In 1941, Britain hovered over the abyss of defeat. If it required active U.S. Navy belligerence to prevent its surrender, FDR had no regrets. A major high-seas “incident” could be the tipping point for war. But FDR preferred provocation to active belligerence. The former Assistant Secretary of the Navy would never have sacrificed his beloved fleet on the high altar of war expedience in the Pacific. It was the Navy that may have been ahead of the President’s caution.
But would premature war with Germany have prevented the disaster at Pearl Harbor? Consider a fall 1941 Atlantic engagement between the 30-knot, 54,000 ton highly advanced Tirpitz and the Norfolk-based, 21-knot, 32,000-ton USS New Mexico. The unequal contest could have resulted in many U.S. casualties. Echoing the outcome of the 1898 USS Maine sinking, a declaration of war against Germany could have linked Japan with its Axis brethren, thereby precluding the Pearl Harbor attack.

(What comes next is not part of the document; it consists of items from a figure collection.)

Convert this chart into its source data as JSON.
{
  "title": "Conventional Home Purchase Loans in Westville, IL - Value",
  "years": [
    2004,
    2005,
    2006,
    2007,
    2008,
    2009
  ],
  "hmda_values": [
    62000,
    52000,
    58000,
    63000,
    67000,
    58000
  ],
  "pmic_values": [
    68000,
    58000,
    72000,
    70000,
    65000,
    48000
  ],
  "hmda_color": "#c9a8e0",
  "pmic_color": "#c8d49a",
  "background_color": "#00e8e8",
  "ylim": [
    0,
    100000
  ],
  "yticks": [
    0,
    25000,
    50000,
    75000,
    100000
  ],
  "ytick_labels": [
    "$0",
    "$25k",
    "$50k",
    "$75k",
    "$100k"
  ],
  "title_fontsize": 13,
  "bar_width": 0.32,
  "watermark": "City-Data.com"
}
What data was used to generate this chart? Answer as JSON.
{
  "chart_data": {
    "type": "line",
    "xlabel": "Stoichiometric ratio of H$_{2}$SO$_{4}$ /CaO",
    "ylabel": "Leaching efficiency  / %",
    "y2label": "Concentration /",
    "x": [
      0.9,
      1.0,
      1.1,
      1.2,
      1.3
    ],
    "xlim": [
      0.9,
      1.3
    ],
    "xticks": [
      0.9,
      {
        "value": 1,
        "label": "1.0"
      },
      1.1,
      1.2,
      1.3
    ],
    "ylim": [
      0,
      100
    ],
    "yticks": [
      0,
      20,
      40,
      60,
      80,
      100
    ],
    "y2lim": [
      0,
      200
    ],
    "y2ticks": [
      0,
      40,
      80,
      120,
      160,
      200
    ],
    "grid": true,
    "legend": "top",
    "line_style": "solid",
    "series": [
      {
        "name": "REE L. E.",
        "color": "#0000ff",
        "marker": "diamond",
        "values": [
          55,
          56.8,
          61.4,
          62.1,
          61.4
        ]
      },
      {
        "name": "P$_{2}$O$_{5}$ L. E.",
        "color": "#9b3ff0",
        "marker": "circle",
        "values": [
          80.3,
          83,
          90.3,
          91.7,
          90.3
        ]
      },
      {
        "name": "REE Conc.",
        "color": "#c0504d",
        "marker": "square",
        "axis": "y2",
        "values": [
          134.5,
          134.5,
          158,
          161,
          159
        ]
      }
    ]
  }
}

But try as it did repeatedly, the U.S. Navy could neither manufacture a pretext nor discover an opportunity to “eliminate the threat of attack” in the Atlantic, thus forestalling that date with infamy in the Pacific.
A Chicago historian and U.S. Navy veteran, Mr. O’Connor was the 2,000 Naval History Author of the Year. This article results from investigation of the U.S. Navy’s declassified 1941 operational orders at the National Archives in College Park, Maryland.